Inoltre, sottolinea la sentenza, l'evoluzione del diritto vivente, con riguardo alla ritenuta autonomia del figlio «che tiene conto del mutamento dei tempi e sempre più richiama il principio dell'autoresponsabilità: se, un tempo, vi era il riferimento ad una raggiunta "capacità del figlio di provvedere a sé con appropriata collocazione in seno al corpo sociale" (cfr. Cass. n. 2372/1985) ed alla "percezione di un reddito corrispondente alla professionalità acquisita" (cfr. Cass. n. 1830/2011), in seguito le mutate condizioni del mercato del lavoro e la non infrequente sopravvenuta mancanza di autonomia "di ritorno" - a volte in capo allo stesso genitore - hanno ormai indotto a ritenere che l'avanzare dell'età abbia notevole rilievo, giacché si discorre, come sopra ricordato, di una "funzione educativa del mantenimento" e del "tempo occorrente e mediamente necessario per il suo inserimento nella società" (cfr. Cass. n. 18076/2014; Cass. n. 17183/2020)».

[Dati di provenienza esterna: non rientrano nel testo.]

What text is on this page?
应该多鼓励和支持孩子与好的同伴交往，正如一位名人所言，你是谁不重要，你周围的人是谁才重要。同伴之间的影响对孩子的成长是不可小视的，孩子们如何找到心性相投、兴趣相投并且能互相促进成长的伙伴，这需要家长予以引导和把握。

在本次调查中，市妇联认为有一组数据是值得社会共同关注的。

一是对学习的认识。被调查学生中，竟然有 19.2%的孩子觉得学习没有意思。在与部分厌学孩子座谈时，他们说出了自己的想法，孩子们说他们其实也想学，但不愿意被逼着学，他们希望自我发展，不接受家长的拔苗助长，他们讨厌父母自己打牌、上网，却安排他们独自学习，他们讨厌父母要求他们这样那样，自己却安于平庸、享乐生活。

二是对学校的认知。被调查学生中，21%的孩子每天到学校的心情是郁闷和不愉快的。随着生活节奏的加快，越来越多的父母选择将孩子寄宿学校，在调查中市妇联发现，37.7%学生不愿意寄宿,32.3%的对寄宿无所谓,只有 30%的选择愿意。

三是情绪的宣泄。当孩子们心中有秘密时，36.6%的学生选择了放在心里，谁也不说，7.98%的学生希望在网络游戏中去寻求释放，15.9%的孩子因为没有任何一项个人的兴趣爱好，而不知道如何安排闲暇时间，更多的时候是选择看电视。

Alla luce del principio di autoresponsabilità, risulta dunque esigibile «l'utile attivazione del figlio nella ricerca comunque di un lavoro, al fine di assicurarsi il sostentamento autonomo, in attesa dell'auspicato reperimento di un impiego più aderente alle proprie soggettive aspirazioni; non potendo egli, di converso, pretendere che a qualsiasi lavoro sia adatti soltanto, in vece sua, il genitore» (v. Cass. n. 17183/2020). Da ciò discende che l'onere della prova delle condizioni che fondano il diritto al mantenimento del figlio maggiorenne è a carico del richiedente. E' il figlio che deve provare non solo la «mancanza di indipendenza economica, ma di avere curato, con ogni possibile, impegno, la propria preparazione professionale o tecnica e di avere, con pari impegno, operato nella ricerca di un lavoro».

Tornando al caso di specie, la pronuncia impugnata non risulta aderente ai principi richiamati dalla S.C. Non è infatti sufficiente la patologia depressiva sottolineata dai giudici d'appello per giustificare un siffatto atteggiamento inerziale.

Per questi motivi, la Corte accoglie il ricorso e cassa il provvedimento impugnato con rinvio alla Corte d'appello per un nuovo esame della questione.